Théoriciens et praticiens reconnaissent unanimement l’influence du contexte en évaluation; celle-ci n’est plus à prouver et va bien au-delà des paramètres de l’évaluation. Les présents résultats mettent en évidence la présence de certaines dimensions essentielles à l’évaluation crédible, notamment en lien avec l’approche de coconstruction attendue par les parties prenantes, rendue possible grâce aux interactions entre les divers acteurs en présence. Ces interactions se réalisent dans la quête d’un consensus, de l’atteinte d’une zone où les acteurs consentent à leur positionnement et aux décisions prises. Nombreux sont les évaluateurs qui ont toutefois à jongler avec des contextes évaluatifs au sein desquels le climat déjà en

place ne permet pas le déploiement d’un tel dialogue entre les acteurs, comme dans le cas d’évaluations touchant des sujets très politiques, par exemple. En présence de tels contextes, l’évaluation peut alors alimenter les tensions déjà présentes et se dérouler dans un environnement plutôt hostile, parfois caractérisé par une opposition claire de certains groupes. Quelles sont les conséquences d’un refus des parties prenantes à participer à l’évaluation en début de processus? Qu’en est-il lorsqu’une évaluation s’inscrit dans un contexte déjà fortement politisé et où les interactions entre les parties prenantes ne peuvent être au rendez-vous, où elles sont court-circuitées? Dans pareilles situations, les parties prenantes n’apparaissent pas favorables à l’évaluation et prédisposées à engranger un dialogue. Entretiennent-elles les mêmes attentes relativement à l’évaluation, notamment en lien avec son utilité, tel qu’il a été le cas pour les participants interrogés? Est-il possible que ces parties prenantes perçoivent d’emblée l’utilité de l’évaluation comme étant vaine, voire comme étant potentiellement nuisible? Comment est accueilli le rôle de l’évaluateur et quelles sont leurs attentes face à son travail? Ont-elles un regard plus critique quant à la méthodologie évaluative? Qui plus est, la crédibilité aux yeux de certaines parties prenantes est-elle un état possible à atteindre dans ce genre de contextes où l’espace participatif, tel que le nomment Chouinard et Milley (2016), ne peut être créé et où une approche collaborative et dialogique n’est tout simplement pas une option?

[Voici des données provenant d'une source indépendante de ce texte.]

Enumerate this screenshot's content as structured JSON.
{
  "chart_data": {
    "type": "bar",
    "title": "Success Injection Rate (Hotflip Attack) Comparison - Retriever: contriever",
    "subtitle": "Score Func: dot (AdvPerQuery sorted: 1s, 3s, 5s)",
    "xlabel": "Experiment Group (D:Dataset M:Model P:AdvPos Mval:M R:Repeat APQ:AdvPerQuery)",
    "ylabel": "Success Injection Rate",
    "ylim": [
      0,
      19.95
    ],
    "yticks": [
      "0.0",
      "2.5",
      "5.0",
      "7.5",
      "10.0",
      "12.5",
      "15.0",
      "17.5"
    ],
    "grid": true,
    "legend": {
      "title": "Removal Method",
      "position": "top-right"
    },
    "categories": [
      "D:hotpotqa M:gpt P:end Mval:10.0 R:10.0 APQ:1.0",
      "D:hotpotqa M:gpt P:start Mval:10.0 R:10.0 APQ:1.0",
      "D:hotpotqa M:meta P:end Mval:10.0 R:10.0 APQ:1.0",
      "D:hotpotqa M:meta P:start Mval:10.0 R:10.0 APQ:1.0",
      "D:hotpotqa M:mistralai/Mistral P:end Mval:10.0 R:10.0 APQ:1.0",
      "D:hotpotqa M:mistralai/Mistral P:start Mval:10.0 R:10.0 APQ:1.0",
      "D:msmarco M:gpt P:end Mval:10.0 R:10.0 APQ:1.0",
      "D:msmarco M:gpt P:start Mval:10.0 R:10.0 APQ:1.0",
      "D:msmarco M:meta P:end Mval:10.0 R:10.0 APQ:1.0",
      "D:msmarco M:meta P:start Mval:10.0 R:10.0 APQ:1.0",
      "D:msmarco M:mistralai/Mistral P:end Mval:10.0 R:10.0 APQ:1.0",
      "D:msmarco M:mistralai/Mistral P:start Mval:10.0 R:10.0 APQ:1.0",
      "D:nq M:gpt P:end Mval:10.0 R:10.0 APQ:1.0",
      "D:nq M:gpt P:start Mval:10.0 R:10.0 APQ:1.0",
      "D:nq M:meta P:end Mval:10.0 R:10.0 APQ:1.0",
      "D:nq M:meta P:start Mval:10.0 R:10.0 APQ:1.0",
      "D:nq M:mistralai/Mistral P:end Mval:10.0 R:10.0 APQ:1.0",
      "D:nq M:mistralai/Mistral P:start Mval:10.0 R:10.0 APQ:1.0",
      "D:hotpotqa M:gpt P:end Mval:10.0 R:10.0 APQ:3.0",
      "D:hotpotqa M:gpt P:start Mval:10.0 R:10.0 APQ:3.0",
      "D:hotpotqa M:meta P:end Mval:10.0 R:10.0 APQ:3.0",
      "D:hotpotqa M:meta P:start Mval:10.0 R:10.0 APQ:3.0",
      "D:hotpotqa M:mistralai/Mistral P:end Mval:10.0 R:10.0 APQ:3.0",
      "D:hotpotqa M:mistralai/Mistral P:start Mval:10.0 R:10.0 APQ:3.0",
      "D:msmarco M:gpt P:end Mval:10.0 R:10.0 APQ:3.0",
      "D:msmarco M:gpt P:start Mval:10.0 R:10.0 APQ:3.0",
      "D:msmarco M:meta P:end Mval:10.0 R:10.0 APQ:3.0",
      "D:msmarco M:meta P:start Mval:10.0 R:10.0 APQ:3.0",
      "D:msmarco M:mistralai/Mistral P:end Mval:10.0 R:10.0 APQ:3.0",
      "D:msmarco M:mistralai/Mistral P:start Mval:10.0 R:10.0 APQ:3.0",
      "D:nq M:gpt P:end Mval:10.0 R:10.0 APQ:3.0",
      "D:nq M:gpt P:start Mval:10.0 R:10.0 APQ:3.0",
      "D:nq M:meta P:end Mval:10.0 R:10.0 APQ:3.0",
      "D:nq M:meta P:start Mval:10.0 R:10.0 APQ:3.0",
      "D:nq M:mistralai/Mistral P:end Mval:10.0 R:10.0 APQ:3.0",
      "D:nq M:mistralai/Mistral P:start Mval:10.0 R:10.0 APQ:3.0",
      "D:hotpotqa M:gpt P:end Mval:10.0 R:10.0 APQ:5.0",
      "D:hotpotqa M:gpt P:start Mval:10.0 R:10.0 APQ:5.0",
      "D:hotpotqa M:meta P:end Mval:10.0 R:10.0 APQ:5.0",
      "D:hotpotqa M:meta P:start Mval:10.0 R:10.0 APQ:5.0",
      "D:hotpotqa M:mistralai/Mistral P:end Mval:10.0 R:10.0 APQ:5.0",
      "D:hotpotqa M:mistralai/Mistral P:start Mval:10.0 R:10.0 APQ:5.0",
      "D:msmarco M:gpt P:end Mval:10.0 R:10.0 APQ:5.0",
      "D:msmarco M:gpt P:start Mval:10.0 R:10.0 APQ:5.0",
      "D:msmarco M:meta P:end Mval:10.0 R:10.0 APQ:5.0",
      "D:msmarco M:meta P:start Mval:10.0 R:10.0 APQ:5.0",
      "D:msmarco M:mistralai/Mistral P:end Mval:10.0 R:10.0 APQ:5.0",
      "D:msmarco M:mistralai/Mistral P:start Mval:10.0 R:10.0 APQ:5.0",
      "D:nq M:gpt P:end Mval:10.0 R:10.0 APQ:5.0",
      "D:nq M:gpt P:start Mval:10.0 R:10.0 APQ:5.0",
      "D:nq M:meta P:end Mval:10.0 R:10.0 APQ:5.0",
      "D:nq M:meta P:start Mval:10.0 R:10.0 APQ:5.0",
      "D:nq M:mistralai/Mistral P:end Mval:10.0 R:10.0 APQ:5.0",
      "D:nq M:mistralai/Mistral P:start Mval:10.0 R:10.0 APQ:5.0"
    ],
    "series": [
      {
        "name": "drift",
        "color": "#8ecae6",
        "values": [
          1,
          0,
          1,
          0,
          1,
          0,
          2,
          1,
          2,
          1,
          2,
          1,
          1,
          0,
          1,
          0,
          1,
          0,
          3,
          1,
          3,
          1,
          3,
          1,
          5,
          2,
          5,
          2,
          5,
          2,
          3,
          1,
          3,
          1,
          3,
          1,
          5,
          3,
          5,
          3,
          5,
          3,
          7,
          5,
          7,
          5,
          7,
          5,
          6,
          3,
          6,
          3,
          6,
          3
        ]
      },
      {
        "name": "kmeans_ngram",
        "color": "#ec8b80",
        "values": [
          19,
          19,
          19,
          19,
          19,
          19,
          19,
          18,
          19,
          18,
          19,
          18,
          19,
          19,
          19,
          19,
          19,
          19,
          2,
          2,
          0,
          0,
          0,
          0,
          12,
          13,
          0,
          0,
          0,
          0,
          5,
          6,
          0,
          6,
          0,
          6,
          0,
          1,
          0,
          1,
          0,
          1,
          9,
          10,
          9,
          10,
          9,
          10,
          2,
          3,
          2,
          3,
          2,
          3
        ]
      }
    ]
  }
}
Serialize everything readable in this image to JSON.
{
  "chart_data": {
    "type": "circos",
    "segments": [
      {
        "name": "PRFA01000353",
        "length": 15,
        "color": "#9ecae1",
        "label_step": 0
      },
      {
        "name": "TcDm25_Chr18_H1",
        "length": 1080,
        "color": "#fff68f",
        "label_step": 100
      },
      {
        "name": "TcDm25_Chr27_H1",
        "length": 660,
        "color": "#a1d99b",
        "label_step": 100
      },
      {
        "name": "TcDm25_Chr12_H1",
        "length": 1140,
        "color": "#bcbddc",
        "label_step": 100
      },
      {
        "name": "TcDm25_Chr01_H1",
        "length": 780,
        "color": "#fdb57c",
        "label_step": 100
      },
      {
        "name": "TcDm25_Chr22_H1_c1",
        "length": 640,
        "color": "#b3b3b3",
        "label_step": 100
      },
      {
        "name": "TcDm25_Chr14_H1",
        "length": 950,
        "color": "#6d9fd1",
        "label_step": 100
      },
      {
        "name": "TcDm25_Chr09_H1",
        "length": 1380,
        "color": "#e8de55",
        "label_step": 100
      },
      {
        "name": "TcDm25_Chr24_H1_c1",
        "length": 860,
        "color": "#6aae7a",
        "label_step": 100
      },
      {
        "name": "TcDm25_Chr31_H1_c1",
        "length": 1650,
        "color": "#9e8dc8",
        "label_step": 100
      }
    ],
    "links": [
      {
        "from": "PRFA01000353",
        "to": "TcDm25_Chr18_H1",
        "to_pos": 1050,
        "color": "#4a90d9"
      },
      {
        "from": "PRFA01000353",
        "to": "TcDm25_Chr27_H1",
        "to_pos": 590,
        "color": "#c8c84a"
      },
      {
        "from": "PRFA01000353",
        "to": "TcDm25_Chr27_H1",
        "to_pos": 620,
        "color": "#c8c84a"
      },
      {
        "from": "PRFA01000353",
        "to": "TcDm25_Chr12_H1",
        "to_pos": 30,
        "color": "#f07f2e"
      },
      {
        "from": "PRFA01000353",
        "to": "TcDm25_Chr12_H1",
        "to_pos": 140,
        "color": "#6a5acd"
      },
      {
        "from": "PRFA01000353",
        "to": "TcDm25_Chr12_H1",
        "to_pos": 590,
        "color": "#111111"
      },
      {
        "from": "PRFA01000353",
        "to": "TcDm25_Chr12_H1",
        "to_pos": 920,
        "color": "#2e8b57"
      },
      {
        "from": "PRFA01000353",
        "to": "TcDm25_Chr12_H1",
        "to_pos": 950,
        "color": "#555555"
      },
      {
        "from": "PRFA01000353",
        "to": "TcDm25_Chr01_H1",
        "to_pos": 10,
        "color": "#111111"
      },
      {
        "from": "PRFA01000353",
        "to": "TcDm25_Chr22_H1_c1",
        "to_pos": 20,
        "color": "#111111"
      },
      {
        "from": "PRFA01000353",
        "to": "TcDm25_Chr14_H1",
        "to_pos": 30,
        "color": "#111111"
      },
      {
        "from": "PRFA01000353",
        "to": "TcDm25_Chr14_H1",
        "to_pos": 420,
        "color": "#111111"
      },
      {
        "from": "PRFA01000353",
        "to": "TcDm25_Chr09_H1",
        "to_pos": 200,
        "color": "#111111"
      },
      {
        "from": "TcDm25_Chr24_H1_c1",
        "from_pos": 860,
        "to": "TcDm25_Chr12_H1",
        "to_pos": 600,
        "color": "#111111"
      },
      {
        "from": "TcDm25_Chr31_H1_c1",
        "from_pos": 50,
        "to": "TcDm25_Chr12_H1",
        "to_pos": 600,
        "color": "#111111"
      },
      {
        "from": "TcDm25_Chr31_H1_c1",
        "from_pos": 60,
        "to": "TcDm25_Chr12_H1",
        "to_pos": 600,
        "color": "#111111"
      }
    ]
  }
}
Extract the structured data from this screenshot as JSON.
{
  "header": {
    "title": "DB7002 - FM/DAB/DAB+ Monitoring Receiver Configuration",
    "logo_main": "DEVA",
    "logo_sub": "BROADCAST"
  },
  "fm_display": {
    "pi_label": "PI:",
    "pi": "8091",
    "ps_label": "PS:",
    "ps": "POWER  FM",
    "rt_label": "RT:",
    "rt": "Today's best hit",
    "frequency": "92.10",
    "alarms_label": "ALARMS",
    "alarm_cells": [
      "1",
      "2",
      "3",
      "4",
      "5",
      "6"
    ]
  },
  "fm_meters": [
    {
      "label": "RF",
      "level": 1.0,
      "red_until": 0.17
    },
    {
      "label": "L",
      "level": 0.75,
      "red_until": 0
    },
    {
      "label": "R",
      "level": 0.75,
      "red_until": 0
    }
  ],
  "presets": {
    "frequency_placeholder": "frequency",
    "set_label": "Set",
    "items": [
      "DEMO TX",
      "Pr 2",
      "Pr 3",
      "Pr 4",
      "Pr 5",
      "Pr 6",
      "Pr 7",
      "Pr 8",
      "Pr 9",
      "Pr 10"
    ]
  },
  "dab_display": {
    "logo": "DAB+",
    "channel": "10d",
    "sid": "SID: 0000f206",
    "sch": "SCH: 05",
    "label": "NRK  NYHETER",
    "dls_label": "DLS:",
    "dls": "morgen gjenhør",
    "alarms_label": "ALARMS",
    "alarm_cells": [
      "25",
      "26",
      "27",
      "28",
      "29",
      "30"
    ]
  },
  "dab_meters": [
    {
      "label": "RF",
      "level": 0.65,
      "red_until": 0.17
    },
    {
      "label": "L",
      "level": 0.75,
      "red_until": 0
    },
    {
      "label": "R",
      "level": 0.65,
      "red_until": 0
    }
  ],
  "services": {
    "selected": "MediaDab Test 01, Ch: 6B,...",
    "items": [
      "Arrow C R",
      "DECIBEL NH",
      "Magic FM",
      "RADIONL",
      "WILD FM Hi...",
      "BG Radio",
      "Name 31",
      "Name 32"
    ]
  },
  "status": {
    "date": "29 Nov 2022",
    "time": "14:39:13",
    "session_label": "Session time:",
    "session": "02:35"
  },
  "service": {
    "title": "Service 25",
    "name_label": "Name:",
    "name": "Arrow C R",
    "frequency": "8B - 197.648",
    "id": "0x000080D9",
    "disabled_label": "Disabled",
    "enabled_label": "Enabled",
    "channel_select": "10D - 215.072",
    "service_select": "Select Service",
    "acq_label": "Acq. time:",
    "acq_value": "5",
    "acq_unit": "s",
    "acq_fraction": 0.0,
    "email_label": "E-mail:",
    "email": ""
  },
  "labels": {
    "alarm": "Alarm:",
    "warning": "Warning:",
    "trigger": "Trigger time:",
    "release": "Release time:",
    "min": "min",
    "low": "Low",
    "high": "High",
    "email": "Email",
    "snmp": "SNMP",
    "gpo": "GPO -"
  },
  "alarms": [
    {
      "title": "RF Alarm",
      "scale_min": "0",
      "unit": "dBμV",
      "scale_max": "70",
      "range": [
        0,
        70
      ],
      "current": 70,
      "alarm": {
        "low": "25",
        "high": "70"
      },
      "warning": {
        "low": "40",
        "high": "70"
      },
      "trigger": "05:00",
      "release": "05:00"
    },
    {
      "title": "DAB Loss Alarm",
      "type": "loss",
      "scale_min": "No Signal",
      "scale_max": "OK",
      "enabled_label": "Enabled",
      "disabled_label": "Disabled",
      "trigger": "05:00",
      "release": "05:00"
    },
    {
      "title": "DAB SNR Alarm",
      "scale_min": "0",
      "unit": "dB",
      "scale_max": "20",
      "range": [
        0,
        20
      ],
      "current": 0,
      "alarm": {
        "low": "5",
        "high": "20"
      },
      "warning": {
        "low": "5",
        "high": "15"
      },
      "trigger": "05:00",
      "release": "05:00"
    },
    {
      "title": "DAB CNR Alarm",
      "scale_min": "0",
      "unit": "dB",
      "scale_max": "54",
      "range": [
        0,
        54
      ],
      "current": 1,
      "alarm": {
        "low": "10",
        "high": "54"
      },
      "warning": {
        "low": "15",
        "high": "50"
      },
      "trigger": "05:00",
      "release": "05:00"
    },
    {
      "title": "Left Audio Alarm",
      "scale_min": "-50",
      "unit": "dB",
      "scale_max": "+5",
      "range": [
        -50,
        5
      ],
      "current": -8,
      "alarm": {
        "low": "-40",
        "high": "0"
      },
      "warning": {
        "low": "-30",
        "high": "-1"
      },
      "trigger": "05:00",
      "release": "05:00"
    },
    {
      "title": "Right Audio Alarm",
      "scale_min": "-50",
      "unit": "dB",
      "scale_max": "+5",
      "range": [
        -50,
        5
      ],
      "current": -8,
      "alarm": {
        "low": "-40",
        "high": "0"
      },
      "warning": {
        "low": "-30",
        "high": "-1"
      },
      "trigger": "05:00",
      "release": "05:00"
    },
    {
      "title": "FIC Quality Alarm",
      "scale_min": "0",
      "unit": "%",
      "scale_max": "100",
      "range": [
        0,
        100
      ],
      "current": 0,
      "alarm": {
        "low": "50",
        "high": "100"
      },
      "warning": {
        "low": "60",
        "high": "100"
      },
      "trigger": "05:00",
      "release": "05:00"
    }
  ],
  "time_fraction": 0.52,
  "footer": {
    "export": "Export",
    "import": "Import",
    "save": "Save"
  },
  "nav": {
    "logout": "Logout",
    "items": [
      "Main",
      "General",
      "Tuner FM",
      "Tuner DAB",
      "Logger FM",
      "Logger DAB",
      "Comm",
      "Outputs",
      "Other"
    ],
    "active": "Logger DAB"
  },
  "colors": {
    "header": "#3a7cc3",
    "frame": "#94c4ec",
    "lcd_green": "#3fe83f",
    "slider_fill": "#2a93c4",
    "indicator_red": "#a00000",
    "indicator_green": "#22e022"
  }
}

Ces questionnements trouvent indubitablement leur pertinence pour la communauté évaluative amenée à pratiquer au sein de contextes caractérisés par leur diversité et par leur hétérogénéité au niveau des parties prenantes. Il est fort probable que les dimensions d’influence de la crédibilité perçues par les parties prenantes issues de contextes plus hostiles seraient marquées par une grande disparité avec celles des participants à l’étude. Les présents résultats trouvent une application dans les

contextes où la présence de prédispositions favorables à l’évaluation peut être observée; le lecteur doit en être bien conscient dans son interprétation des résultats.